Political wrangling over the case also remains a possibility. Officials with the levee authority expressed concerns this week that the administration or lawmakers could attempt to block the suit, slowly replace board members with new commissioners who would agree to drop it or seek to limit the authority’s power or abolish it entirely. Graves sent a letter to board President Tim Doody Friday calling for a meeting with commissioners so the Jindal administration can make its arguments for dropping the case.

John Barry, vice president of the board, responded with his own letter inviting Graves to the Aug. 15 meeting to discuss the issue.

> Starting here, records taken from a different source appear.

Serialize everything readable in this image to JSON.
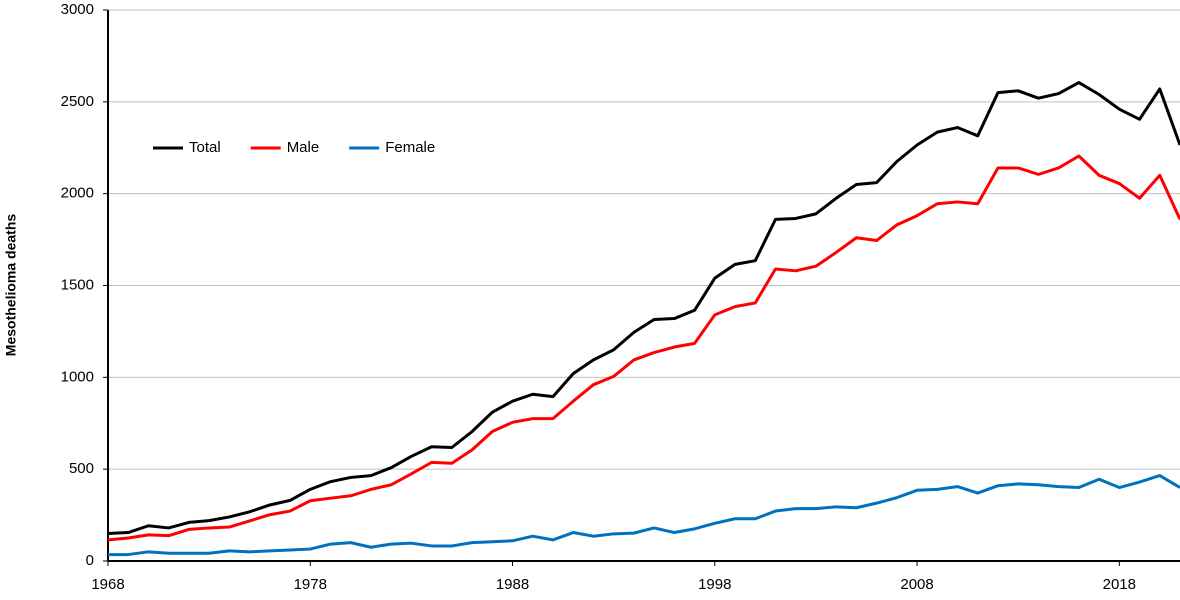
{
  "chart_data": {
    "type": "line",
    "y_label": "Mesothelioma deaths",
    "x": [
      1968,
      1969,
      1970,
      1971,
      1972,
      1973,
      1974,
      1975,
      1976,
      1977,
      1978,
      1979,
      1980,
      1981,
      1982,
      1983,
      1984,
      1985,
      1986,
      1987,
      1988,
      1989,
      1990,
      1991,
      1992,
      1993,
      1994,
      1995,
      1996,
      1997,
      1998,
      1999,
      2000,
      2001,
      2002,
      2003,
      2004,
      2005,
      2006,
      2007,
      2008,
      2009,
      2010,
      2011,
      2012,
      2013,
      2014,
      2015,
      2016,
      2017,
      2018,
      2019,
      2020,
      2021
    ],
    "series": [
      {
        "name": "Total",
        "color": "#000000",
        "values": [
          150,
          155,
          192,
          180,
          210,
          220,
          240,
          268,
          305,
          330,
          390,
          432,
          455,
          465,
          508,
          570,
          622,
          618,
          705,
          810,
          870,
          908,
          895,
          1020,
          1095,
          1150,
          1245,
          1315,
          1320,
          1365,
          1540,
          1615,
          1635,
          1860,
          1865,
          1890,
          1975,
          2050,
          2060,
          2175,
          2265,
          2335,
          2360,
          2315,
          2550,
          2560,
          2520,
          2545,
          2605,
          2540,
          2460,
          2405,
          2570,
          2265
        ]
      },
      {
        "name": "Male",
        "color": "#ff0000",
        "values": [
          115,
          125,
          142,
          138,
          172,
          180,
          185,
          218,
          252,
          272,
          328,
          342,
          355,
          390,
          415,
          475,
          537,
          532,
          605,
          705,
          755,
          775,
          775,
          870,
          960,
          1005,
          1095,
          1135,
          1165,
          1185,
          1340,
          1385,
          1405,
          1590,
          1580,
          1605,
          1680,
          1760,
          1745,
          1830,
          1880,
          1945,
          1955,
          1945,
          2140,
          2140,
          2105,
          2140,
          2205,
          2100,
          2055,
          1975,
          2100,
          1860
        ]
      },
      {
        "name": "Female",
        "color": "#0070c0",
        "values": [
          35,
          35,
          50,
          42,
          42,
          42,
          55,
          50,
          55,
          60,
          65,
          92,
          100,
          75,
          92,
          97,
          82,
          82,
          100,
          105,
          110,
          135,
          115,
          155,
          135,
          148,
          152,
          180,
          155,
          175,
          205,
          230,
          230,
          272,
          285,
          285,
          295,
          290,
          315,
          345,
          385,
          390,
          405,
          370,
          410,
          420,
          415,
          405,
          400,
          445,
          400,
          430,
          465,
          400
        ]
      }
    ],
    "xlim": [
      1968,
      2021
    ],
    "xticks": [
      1968,
      1978,
      1988,
      1998,
      2008,
      2018
    ],
    "ylim": [
      0,
      3000
    ],
    "yticks": [
      0,
      500,
      1000,
      1500,
      2000,
      2500,
      3000
    ],
    "grid": true,
    "legend": "top-left"
  }
}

The administration has argued that even if successful, the case could do less to help the coast than other efforts such as seeking a more substantial share of federal oil and gas revenues. In addition, the suit might complicate or conflict with other efforts the administration is engaged in, and usurp the authority of the Coastal Protection and Restoration Authority, which is in charge of implementing a 50-year, $50-billion master plan for repairing damage to those areas.

“The debate here is not about whether or not historic oil and gas activities in the coastal zone contributed to wetlands loss. The scars are there,” Graves said. “Those practices were clearly lacking our current understanding of coastal science. The key here is what we do to help restore our coast.”

Success for the levee board would result in some requirement that the energy companies repair the wetlands, with the burden of that cost being shared among the companies based on their liability for the damage. Other factors, including the Mississippi River levees, have also played a role in coastal erosion, which would limit the energy companies’ liability.

Where restoration is impossible — some of the sites listed in the suit are now open water — the companies could be ordered to pay the flood protection authority to compensate for their additional costs.

All that could add up to billions of dollars.

It cost Bruno’s firm $14 million to pursue the case against the corps when scientific modeling, attorneys fees and other expenses were taken into account.

“This is an expensive exercise,” Bruno said. “If you go after those boys, you better be ready for the long haul.”

Whether the case becomes a landmark one will depend on more than just who wins and who loses, Davis said.

“If this lawsuit is pursued and won and nothing achieved that actually makes the levees more defensible and the coast more vibrant, I don’t think it’ll be worth a thing,” Davis said. “If it’s defended successfully and the message is nobody should ever have to pay a dime for the protection and the vibrance of the coast, then it won’t be worth anything either.”